Foreword Review — Fall 2012
When you read through Michael Joseph Oswald’s Your Guide to the National Parks, there’s a good chance you will have a barely-contained (or not) impulse to pack a bag and book a trip to one of the country’s fifty-eight national parks. This gem of a travel guide is one of the most comprehensive and well-crafted books of its genre on the market.
Oswald spent several years visiting and camping in all of our national parks, so the reader can be assured of an insider’s perspective. As his introduction says, “America’s 58 parks are irreplaceable treasures, yet they are our parks, preserved for our enjoyment, and if you want to experience them to their fullest, you’re going to need a good guide.”
The book is arranged by region and is easy to follow. For each park, readers will find history, directions and transportation information, maps, weather, detailed information about camping and lodging, hiking trails, and myriad activities such as backpacking, boating, rafting or paddling, horseback riding, fishing, and, occasionally, stargazing, plus the best sites for photography. Parents will appreciate the sections dedicated to children’s activities and ranger programs.
The author includes a one- to three-day vacation planner for each park, which is particularly helpful for first-time visitors and chock full of invaluable information. Equally relevant are the multiple listings at the end of each park’s description, with complete accounts of other area attractions, restaurants, annual festivals, and grocery stores.
Readers can also find some fun and intriguing facts about the parks. For example, Oswald tells us that Mesa Verde National Park in Colorado was “the first tract of land set aside to protect a prehistoric culture and its ruins, pottery, tools, and other ancient artifacts.” Did you know that General Sherman, in Sequoia National Park, is the largest known tree by volume, roughly equivalent to the size of sixteen blue whales? Or that the Great Smoky Mountains is the most visited park, with nine million annual visitors, perhaps because of the Smoky Mountains Synchronous Fireflies, a phenomenon that occurs in only one other place in the world (Southeast Asia)?

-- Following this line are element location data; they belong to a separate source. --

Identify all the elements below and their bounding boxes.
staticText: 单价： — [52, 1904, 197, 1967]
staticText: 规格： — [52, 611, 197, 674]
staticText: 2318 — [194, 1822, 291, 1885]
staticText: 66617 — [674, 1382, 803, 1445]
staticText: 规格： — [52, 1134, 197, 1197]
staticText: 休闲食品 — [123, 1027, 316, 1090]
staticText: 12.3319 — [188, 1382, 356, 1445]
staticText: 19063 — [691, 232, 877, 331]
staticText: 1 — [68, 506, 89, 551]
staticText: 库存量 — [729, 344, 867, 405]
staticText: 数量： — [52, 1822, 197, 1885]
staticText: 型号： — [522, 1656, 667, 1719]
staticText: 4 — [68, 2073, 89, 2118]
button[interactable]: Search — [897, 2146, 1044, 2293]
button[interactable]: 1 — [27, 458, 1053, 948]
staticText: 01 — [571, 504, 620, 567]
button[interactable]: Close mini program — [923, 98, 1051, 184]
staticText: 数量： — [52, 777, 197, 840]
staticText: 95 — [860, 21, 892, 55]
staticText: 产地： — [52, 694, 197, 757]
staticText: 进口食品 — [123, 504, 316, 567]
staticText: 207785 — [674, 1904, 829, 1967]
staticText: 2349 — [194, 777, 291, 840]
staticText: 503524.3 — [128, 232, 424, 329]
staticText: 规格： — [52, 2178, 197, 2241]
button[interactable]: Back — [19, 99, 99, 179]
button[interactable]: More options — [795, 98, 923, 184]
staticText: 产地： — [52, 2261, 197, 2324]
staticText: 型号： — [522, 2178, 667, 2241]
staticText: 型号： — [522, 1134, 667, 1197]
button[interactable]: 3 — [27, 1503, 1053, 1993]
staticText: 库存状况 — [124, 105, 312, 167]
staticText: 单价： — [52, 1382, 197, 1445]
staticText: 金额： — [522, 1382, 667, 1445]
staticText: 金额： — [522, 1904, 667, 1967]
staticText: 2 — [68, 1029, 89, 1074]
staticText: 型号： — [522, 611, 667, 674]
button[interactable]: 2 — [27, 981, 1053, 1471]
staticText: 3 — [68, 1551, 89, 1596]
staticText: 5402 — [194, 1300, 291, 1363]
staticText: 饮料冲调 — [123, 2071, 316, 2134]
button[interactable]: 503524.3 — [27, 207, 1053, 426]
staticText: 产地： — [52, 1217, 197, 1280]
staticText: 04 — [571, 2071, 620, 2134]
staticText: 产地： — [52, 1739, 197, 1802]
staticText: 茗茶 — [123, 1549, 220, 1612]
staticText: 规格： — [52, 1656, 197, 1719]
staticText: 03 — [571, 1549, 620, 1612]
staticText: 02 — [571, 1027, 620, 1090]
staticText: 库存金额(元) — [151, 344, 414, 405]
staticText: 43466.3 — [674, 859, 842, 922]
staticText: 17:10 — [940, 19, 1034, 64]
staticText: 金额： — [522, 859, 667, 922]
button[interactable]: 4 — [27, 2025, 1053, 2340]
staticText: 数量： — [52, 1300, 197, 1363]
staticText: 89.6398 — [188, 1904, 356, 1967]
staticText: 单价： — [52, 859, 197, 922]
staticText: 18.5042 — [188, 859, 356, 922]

This guide offer more than just the basics, and Oswald writes well and manages to keep each of the fifty-eight chapters fresh and entertaining while making the book accessible to all: “The Badlands is a swath of semi-arid land bisected by a 60-mile rock wall with steep pinnacles and spires that used to be a daunting site to Indians, fur trappers, and homesteaders.”
One of the most helpful features is the “Best of the Best” section in the beginning of the book. Oswald lists the best scenic drives, the best trails, the best lodges, the best waterfalls, the best parks for fishing, stargazing, rock climbing, and the best parks for families and couples. (There are also a couple of “worst” lists, too, noting such deterrents as traffic and bugs.)
Interspersed throughout the guide are hundreds of photographs of spectacular wildlife and scenery that will likely inspire readers to place at least one of America’s national parks on their travel bucket lists.